Libya’s new interim government, which was announced on November 22, has been tasked with preparing for elections scheduled for next June, when voters will select an assembly to write the new constitution. As expected, given the challenges of rebuilding the country after four decades of dictatorship and nine months of war, the choice of ministers has come under scrutiny. International media coverage took an angle that suggested some fears had been allayed, noting that Prime Minister Abdulrahman Keib’s cabinet seems to be chosen on the basis of regional rather than ideological affiliation. In particular, the fact that two women were appointed has been described as significant for post-Gaddafi Libya:
“In a symbolic step for Libya, a deeply conservative Muslim society, the cabinet included two women, heading the ministries of health and social affairs. El-Keib said those appointments showed women enjoyed more equality than ever before.”
The issue of women’s rights in Libya as a “deeply conservative Muslim society” was placed under a spotlight in the wake of controversial comments made by NTC chairman Mustafa Abdel Jalil. Jalil’s declaration that the constitution will be based on Islamic law, using polygamy as an example, prompted claims such as “TNC Rewards Rebels with Polygamy,” a response that feeds fears that the Arab revolutions are falling into the hands of frightening Islamists, overlooking the fact that polygamy, though increasingly rare in Libya, had always been practised under Muammar Gaddafi’s regime. This not-insignficant fact was easily brushed aside in part due to the revolutionary narrative, which takes the “winds of change” metaphors of the so-called Arab Spring at their word, often presenting the actions of new governments as complete breaks from the previous regime, when those actions need to be read within a historical context.
In Libya, for example, women have been able to vote since the sixties and have served in government since the late eighties, following the regional model where a few notable women occupy prominent positions, without this having much effect on the empowerment of women in the general popualtion. The nature of women’s political participation in the Arab world has generally been symbolic and conditional, where it exists at all. Earlier this year, for example, when Lebanon’s cabinet was announced, the 30 appointees did not include a single woman.

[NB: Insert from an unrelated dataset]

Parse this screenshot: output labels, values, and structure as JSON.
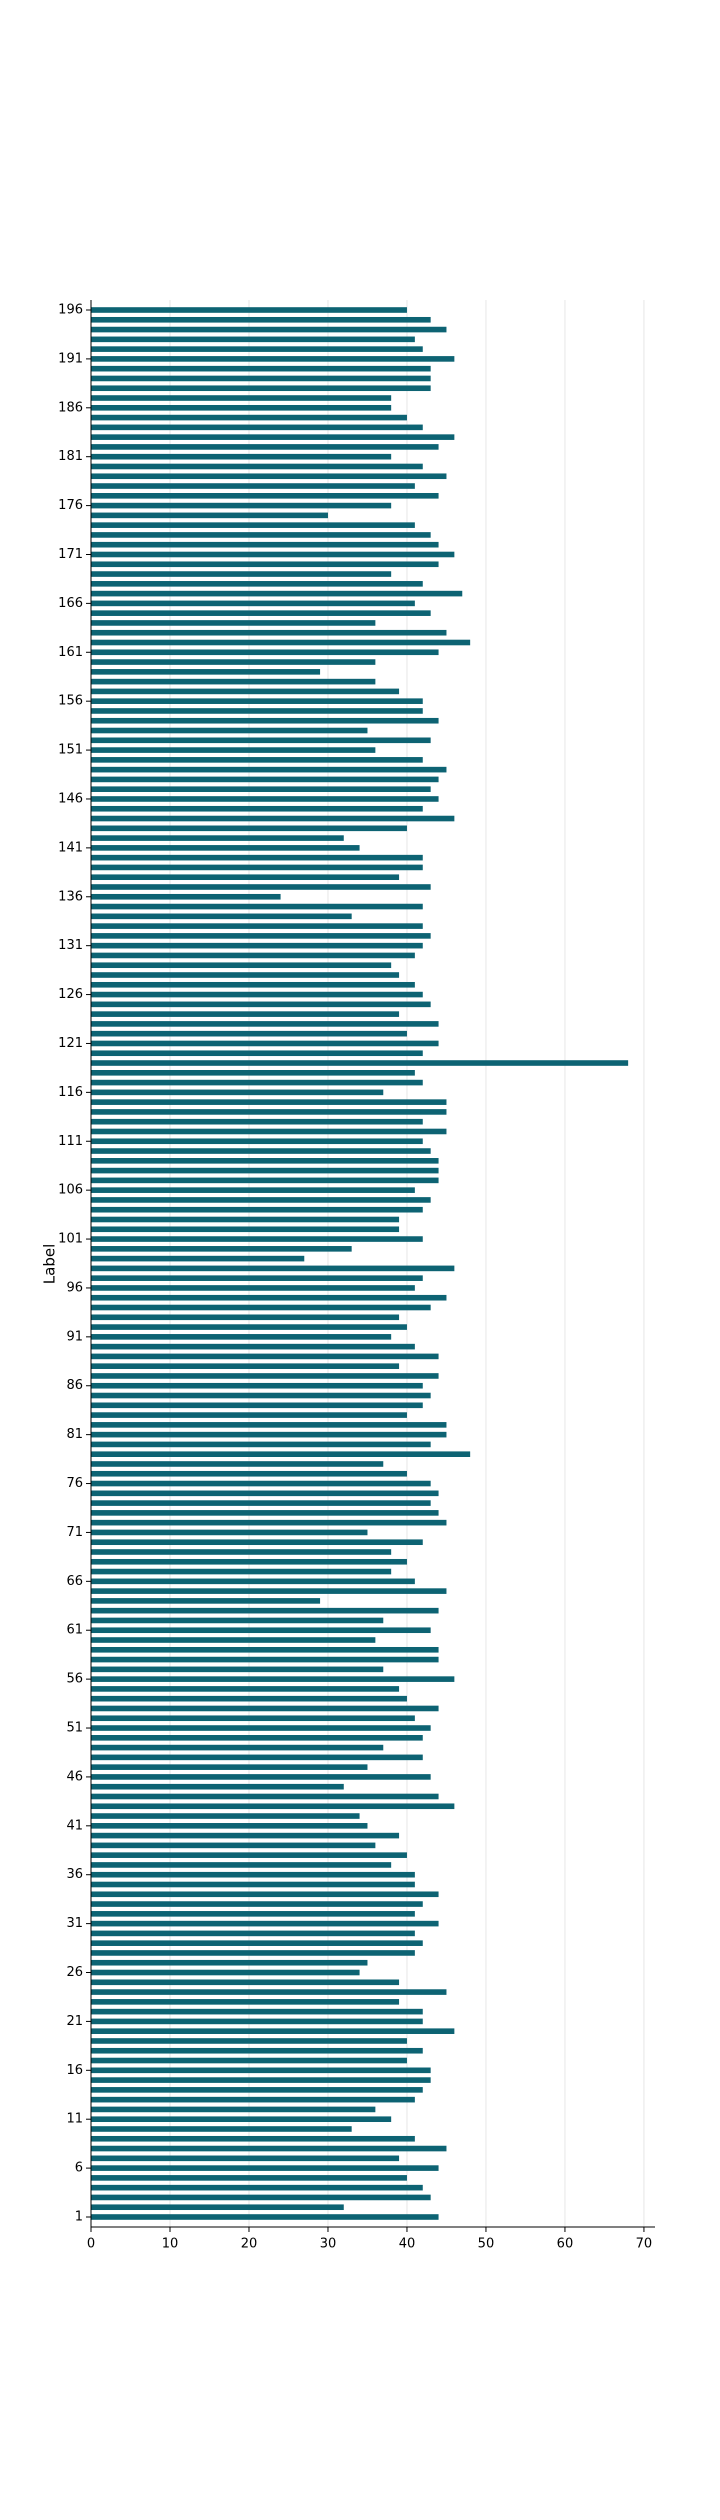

In Libya the appointment of Fatima Hamroush as the minister of health and Mabruka al-Sherif Jibril as the minister of social affairs is symbolic in a sense: two women ministers is not a high number. However, in one of the two cases at least, the charge that the appointment is only a symbolic step, or more symbolic than substantive, does not hold up. While in the Arab world women’s political roles are often limited to smaller portfolios, newly liberated Libya’s first minister for health will have a lot on her plate. The challenges will need to address include the rampant corruption in Libya’s medical sector, which she defines as one of her priorities, to say nothing of the sensitive issue of care for those wounded in the war, which has sparked protests across the country, with relatives calling for more to be done by the interim government to help the injured.
The appointment of Dr. Hamroush, a Libyan opthalmologist with Irish citizenship, has prompted some criticism that she may be out of touch with the day-to-day of Libyan hospitals after 15 years outside the country. However, Dr. Hamroush has gained a lot of recognition and praise both in the country and abroad for her efforts in delivering aid during the war and in co-ordinating efforts to bring Libyans wounded in the conflict to Ireland for treatment. Media coverage of Dr. Hamroush’s appointment, in particular in Ireland, has highlighted her work as the director of Irish-Libyan Emergency Aid and head of the Libyan Health Office in Ireland. In a radio interview after Gaddafi’s death, Dr. Hamroush noted that her role in the standalone entity of the Libyan Health Office would be equivalent to a health attache if Ireland had a Libyan embassy. Dr. Hamroush is quoted as saying that she felt she could not turn down the opportunity to be part of the transitional government: “I couldn’t refuse this challenge, it would be like a soldier refusing to go to the battlefield.”
This idea of civic duty has been central to the broader debate on the greater inclusion of women in the political process in Libya. The regional Arab women’s NGO Karama recently organized a meeting of the Libya Peace Platform, a diverse group of Libyan women who gathered in Cairo to set strategies to promote women’s political participation, with the hope of convening Peace Platform bodies in five key Libyan cities that will work to empower women as politically engaged citizens who can work to change their communities. Zahra Langhi, founder of Friends of Free Libya, pointed out that:
Women have played a pivotal role in the Libyan Revolution. In fact, Libyan women (as mothers, wives and sisters of the victims of notorious prison of Abu Sileem) were the first to come out and protest on the 15th of Feb, crying out ‘Rise up Benghazi. This is the day we have been waiting for!’
The question of how to ensure women’s political participation post-revolution has to face the paradox that in portraying women’s political participation as a symbolic sign of democracy, women’s rights may continue to be used as a democratic facade, as cosmetic signs of change, as with the autocratic secular regimes who manipulated these issues for their own political interest. For this reason, covering women’s participation as a “symbolic step” needs to be framed by questions about how Arab women can narrate their responsibilities as political actors, representing women’s political participation as a prerequisite for and inseparable from any Arab awakening.